La TVA intracommunautaire a été initiée par le Traité de Rome du 25 Mars 1957 ainsi que par différentes directives législatives et réglementaires relatives dédié au marché commun de l’Union Européenne.

Cette TVA intracommunautaire sert à coordonner le régime fiscal entre les membres de l’Union Européenne. Cela réglemente tous les échanges de biens et de marchandises entre les professionnels de ces 28 états surtout ceux de la zone euro.

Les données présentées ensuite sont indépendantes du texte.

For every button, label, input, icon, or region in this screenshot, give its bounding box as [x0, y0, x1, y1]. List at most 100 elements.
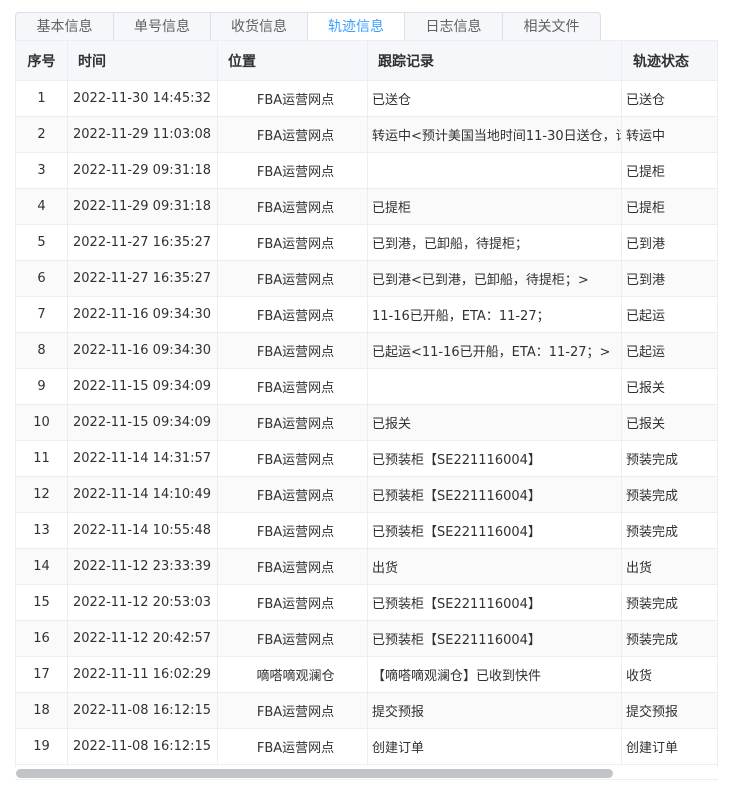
row-time: 2022-11-27 16:35:27: [68, 261, 218, 296]
row-tracking-record: 出货: [368, 549, 622, 584]
header-location: 位置: [218, 41, 368, 80]
row-track-status: 预装完成: [622, 585, 717, 620]
row-tracking-record: 11-16已开船，ETA：11-27；: [368, 297, 622, 332]
row-index: 8: [16, 333, 68, 368]
horizontal-scrollbar-thumb[interactable]: [16, 769, 613, 778]
row-time: 2022-11-08 16:12:15: [68, 693, 218, 728]
row-track-status: 已提柜: [622, 189, 717, 224]
row-time: 2022-11-27 16:35:27: [68, 225, 218, 260]
row-track-status: 转运中: [622, 117, 717, 152]
table-row: 8 2022-11-16 09:34:30 FBA运营网点 已起运<11-16已开船，…: [16, 333, 717, 369]
table-row: 16 2022-11-12 20:42:57 FBA运营网点 已预装柜【SE22111…: [16, 621, 717, 657]
row-tracking-record: 已提柜: [368, 189, 622, 224]
row-time: 2022-11-12 20:42:57: [68, 621, 218, 656]
table-row: 1 2022-11-30 14:45:32 FBA运营网点 已送仓 已送仓: [16, 81, 717, 117]
row-index: 2: [16, 117, 68, 152]
row-tracking-record: 创建订单: [368, 729, 622, 764]
row-track-status: 预装完成: [622, 513, 717, 548]
row-track-status: 已到港: [622, 225, 717, 260]
row-index: 19: [16, 729, 68, 764]
row-track-status: 收货: [622, 657, 717, 692]
row-tracking-record: 已报关: [368, 405, 622, 440]
row-location: FBA运营网点: [218, 297, 368, 332]
row-track-status: 已提柜: [622, 153, 717, 188]
row-time: 2022-11-08 16:12:15: [68, 729, 218, 764]
row-location: 嘀嗒嘀观澜仓: [218, 657, 368, 692]
tab-receiving-info[interactable]: 收货信息: [211, 13, 308, 41]
row-tracking-record: 转运中<预计美国当地时间11-30日送仓，请: [368, 117, 622, 152]
row-location: FBA运营网点: [218, 621, 368, 656]
row-time: 2022-11-14 14:31:57: [68, 441, 218, 476]
row-tracking-record: 提交预报: [368, 693, 622, 728]
tab-related-files[interactable]: 相关文件: [503, 13, 600, 41]
row-tracking-record: 已预装柜【SE221116004】: [368, 441, 622, 476]
table-row: 11 2022-11-14 14:31:57 FBA运营网点 已预装柜【SE22111…: [16, 441, 717, 477]
row-location: FBA运营网点: [218, 81, 368, 116]
tab-bar: 基本信息 单号信息 收货信息 轨迹信息 日志信息 相关文件: [15, 12, 601, 42]
row-time: 2022-11-16 09:34:30: [68, 333, 218, 368]
row-index: 9: [16, 369, 68, 404]
table-row: 4 2022-11-29 09:31:18 FBA运营网点 已提柜 已提柜: [16, 189, 717, 225]
row-index: 15: [16, 585, 68, 620]
row-index: 14: [16, 549, 68, 584]
table-row: 18 2022-11-08 16:12:15 FBA运营网点 提交预报 提交预报: [16, 693, 717, 729]
table-row: 7 2022-11-16 09:34:30 FBA运营网点 11-16已开船，ETA：…: [16, 297, 717, 333]
table-row: 13 2022-11-14 10:55:48 FBA运营网点 已预装柜【SE22111…: [16, 513, 717, 549]
row-index: 4: [16, 189, 68, 224]
tracking-table-body: 序号 时间 位置 跟踪记录 轨迹状态 1 2022-11-30 14:45:32 F…: [16, 41, 717, 765]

Le numéro de la TVA intracommunautaIre concerne toute entreprise ou individuel professionnel ayant acquis un bien au sein de l’Union Européenne. Cet individuel professionnel ou cette entreprise, quel que soit son statut juridique, doit absolument respecter quelques obligations ainsi que la législation européenne. L’acquisition suit le taux de TVA en vigueur qui est calculé sur le prix hors taxe de la marchandise acquise. Par contre, les auto-entrepreneurs sont exonérés de la TVA sous condition qu’ils soient inscrits sous le système de la vente de marchandises. Ces auto-entrepreneurs doivent faire une facturation hors taxe de la marchandise acquise.

Egalement, le numéro de la TVA intracommunautaire est composé d’un code, par exemple FR pour la France, d’une clé à deux chiffres et d’un numéro de SIREN de 9 chiffres. Toutes entreprises ou commerçants immatriculées auprès du Registre du Commerce et des Sociétés doivent mentionner ce numéro qui disponible gratuitement. Ce numéro permet ainsi de vérifier l’authenticité des échanges au sein de l’Union Européenne.

De plus, les entrepreneurs doivent faire une déclaration mensuelle de la TVA ainsi qu’une déclaration d’échange de biens nommée également DEB. Si l’entreprise réalise moins de 460 000€, qui est le seuil fixé sur le DEB pour le redevable, elle est exonérée de la déclaration, par contre, si ses résultats sont égaux ou supérieur à ce seuil, l’entreprise devra absolument faire une déclaration.